Cotton is the most toxic crop on the planet. While only three percent of the world's farming acreage is cotton, these crops are sprayed with up to 25 percent of the world's pesticides and herbicides, including some of the most toxic ones, such as aldicarb. And of course cotton is present in many other consumer products besides garments--food products, tampons, bandages, baby diapers, mattresses, bed linen, etc.

According to www.sustainablecotton.org, "the simple act of growing and harvesting the one pound of cotton fiber needed to make a T-shirt takes an enormous toll on the air, water, and soil, not to mention the health of people in cotton growing areas. The cotton grown for just one T-shirt requires a third of a pound of agricultural chemicals."

Moreover, some 60 percent of a cotton crop, by weight, enters the food chain in the form of cottonseed oil which is used widely in processed foods, and as cottonseed feed for cows, ending up in meat and dairy products. The pesticide residues from these cottonseeds concentrate in the fatty tissues of these animals, and in turn are passed on in meat and dairy products to consumers.

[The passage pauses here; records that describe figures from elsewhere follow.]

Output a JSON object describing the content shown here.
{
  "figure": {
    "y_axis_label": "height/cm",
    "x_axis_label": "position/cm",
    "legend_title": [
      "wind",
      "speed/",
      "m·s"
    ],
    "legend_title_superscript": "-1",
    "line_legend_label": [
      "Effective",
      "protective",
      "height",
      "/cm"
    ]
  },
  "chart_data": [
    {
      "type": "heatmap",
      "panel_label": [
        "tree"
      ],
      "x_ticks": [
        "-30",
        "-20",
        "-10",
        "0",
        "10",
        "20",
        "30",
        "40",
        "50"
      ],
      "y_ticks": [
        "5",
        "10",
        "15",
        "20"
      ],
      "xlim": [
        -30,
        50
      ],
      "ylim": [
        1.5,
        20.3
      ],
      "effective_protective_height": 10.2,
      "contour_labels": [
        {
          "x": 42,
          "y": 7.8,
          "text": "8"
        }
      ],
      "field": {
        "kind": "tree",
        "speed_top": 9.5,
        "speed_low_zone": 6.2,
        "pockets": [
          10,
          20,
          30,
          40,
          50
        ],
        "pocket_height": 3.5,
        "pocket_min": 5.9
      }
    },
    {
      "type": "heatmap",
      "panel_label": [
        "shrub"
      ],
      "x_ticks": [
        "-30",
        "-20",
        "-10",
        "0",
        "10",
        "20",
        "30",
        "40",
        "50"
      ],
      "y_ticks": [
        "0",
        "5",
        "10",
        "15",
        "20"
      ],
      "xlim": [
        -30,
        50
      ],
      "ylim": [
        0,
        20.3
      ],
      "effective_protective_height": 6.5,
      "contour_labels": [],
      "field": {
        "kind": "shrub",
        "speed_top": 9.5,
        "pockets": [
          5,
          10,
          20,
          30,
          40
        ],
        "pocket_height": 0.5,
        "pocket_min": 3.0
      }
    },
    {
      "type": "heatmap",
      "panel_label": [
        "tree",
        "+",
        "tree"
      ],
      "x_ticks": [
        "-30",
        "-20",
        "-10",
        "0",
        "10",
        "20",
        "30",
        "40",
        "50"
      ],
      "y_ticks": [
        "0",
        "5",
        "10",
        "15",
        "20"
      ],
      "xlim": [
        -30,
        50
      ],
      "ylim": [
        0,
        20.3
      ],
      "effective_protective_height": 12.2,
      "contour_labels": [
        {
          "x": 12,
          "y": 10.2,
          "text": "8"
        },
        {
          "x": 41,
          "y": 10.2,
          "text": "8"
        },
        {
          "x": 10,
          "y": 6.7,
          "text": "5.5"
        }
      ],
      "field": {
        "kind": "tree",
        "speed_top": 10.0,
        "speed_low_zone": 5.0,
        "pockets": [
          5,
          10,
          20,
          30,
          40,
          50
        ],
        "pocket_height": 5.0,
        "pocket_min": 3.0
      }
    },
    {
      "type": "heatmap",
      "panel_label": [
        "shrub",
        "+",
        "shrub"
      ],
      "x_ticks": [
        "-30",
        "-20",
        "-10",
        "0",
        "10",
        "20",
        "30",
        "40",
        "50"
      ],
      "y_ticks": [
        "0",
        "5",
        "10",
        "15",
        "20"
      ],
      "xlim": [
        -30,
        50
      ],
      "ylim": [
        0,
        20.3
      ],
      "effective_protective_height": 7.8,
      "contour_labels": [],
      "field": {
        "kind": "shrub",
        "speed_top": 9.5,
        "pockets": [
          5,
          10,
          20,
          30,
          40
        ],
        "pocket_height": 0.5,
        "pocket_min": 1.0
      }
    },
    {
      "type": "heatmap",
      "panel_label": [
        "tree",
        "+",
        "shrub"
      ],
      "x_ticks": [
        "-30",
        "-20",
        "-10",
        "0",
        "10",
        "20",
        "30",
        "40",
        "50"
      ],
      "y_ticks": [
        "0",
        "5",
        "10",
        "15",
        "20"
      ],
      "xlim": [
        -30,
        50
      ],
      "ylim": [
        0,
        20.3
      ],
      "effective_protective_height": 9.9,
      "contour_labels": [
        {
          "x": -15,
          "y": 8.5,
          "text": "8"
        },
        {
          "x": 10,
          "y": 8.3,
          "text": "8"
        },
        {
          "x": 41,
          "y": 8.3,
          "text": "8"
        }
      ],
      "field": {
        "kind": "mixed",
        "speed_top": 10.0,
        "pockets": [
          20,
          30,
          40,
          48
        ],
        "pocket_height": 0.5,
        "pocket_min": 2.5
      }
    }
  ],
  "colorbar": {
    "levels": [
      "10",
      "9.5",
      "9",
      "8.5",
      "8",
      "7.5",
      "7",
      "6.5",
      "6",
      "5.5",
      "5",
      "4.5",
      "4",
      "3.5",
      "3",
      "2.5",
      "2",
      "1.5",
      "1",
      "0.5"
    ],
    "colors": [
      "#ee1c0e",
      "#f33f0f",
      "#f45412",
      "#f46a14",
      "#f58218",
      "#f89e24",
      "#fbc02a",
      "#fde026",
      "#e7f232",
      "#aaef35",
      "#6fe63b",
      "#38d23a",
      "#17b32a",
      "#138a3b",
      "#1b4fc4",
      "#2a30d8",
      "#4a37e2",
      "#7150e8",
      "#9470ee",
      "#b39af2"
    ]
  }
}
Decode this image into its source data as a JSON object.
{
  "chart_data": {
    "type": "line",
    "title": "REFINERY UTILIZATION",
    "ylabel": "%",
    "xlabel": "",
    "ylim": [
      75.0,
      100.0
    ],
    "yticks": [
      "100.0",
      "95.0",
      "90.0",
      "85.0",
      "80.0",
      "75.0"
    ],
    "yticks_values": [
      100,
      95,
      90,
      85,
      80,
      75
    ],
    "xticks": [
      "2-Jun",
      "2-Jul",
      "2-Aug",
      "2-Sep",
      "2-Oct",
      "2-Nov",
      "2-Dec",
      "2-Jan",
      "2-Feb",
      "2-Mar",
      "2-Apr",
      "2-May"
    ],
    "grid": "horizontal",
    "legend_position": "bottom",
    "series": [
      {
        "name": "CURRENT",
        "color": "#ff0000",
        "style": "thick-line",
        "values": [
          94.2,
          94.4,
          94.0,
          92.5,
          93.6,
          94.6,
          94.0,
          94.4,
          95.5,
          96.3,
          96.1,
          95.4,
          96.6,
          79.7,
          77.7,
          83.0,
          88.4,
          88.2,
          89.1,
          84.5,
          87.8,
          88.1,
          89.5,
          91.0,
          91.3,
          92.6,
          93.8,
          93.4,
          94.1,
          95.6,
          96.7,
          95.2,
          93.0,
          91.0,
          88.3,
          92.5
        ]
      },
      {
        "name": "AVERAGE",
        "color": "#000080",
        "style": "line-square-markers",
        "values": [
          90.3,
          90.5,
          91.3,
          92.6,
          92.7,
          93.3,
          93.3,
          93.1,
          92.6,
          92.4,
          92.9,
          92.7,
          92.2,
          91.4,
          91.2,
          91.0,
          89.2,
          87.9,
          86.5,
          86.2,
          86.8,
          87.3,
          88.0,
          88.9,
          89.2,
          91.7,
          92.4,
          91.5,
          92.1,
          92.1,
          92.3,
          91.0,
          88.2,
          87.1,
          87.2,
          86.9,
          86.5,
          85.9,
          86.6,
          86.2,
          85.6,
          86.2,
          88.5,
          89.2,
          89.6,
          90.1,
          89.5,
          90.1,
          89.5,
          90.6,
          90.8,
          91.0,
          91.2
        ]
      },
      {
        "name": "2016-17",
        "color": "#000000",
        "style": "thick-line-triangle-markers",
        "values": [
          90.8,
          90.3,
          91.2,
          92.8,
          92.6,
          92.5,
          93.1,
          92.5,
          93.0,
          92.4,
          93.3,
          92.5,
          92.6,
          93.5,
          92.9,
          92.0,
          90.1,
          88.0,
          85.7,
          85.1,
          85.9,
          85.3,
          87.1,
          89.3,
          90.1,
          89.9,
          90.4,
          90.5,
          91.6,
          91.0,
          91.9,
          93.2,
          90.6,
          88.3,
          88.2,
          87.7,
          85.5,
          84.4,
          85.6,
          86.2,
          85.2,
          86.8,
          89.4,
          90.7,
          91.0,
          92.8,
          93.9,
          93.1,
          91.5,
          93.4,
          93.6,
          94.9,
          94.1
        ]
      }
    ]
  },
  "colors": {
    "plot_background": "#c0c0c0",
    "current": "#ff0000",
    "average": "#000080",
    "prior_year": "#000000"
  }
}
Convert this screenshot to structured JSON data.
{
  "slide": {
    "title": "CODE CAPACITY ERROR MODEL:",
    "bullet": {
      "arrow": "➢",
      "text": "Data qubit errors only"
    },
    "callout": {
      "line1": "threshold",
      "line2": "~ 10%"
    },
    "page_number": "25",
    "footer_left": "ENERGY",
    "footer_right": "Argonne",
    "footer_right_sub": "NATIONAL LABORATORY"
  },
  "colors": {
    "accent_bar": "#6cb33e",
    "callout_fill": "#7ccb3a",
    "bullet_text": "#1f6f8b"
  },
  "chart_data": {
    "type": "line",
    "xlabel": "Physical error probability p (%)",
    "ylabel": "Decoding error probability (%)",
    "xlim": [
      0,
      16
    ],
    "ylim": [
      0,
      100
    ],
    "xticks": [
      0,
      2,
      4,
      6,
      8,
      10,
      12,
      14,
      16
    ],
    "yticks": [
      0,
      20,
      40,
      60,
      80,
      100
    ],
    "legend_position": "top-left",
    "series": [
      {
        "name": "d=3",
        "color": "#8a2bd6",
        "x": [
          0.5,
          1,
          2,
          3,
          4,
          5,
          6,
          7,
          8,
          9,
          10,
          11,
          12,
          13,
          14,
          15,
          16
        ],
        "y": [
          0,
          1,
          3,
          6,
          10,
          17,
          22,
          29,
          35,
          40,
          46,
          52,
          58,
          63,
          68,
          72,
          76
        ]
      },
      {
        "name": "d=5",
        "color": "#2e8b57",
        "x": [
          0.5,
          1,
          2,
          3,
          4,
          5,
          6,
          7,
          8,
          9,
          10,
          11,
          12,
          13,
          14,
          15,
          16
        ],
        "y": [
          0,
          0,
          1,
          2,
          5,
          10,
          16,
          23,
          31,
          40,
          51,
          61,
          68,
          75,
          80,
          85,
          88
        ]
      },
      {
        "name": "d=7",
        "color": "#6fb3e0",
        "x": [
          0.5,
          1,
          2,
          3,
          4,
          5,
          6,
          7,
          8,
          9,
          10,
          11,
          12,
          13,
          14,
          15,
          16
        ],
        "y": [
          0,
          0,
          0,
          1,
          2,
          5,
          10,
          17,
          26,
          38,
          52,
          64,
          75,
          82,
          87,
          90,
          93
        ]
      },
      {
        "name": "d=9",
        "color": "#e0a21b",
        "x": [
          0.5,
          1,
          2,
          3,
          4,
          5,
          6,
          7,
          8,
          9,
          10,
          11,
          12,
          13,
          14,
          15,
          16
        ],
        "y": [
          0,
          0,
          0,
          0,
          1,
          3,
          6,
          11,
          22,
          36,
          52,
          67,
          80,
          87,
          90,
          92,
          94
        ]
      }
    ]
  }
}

Genetically engineered (GE) cotton is another problem. Playing on concerns about pesticides, Monsanto has pushed GE cottonseeds onto the market in more than a half-dozen countries as the "green alternative" for cotton growers. In terms of human health hazards, herbicide-resistant GE cotton plants--and their oil and seed derivatives--contain foreign proteins, bacteria, viral promoters, and antibiotic resistant genes--food ingredients that humans have never eaten before. These GE plants and their derivatives are unlabeled and untested for hazards to human health and the environment. Over ten million acres of genetically engineered cotton are now being grown across the US. These cotton plants are gene-spliced so that the cotton plant emits its own pesticide, or else the plant is genetically engineered to be able to survive mega-doses of powerful pesticides.

Biotech cotton is a mortal threat to organic cotton farming, the real "no pesticide" alternative. This threat is two-fold. First of all, it is a source of genetic pollution (like GE corn or canola), spreading its altered DNA. Even worse, it is slowly but steadily building up resistance among cotton pests, creating the preconditions for cotton superpests to arise.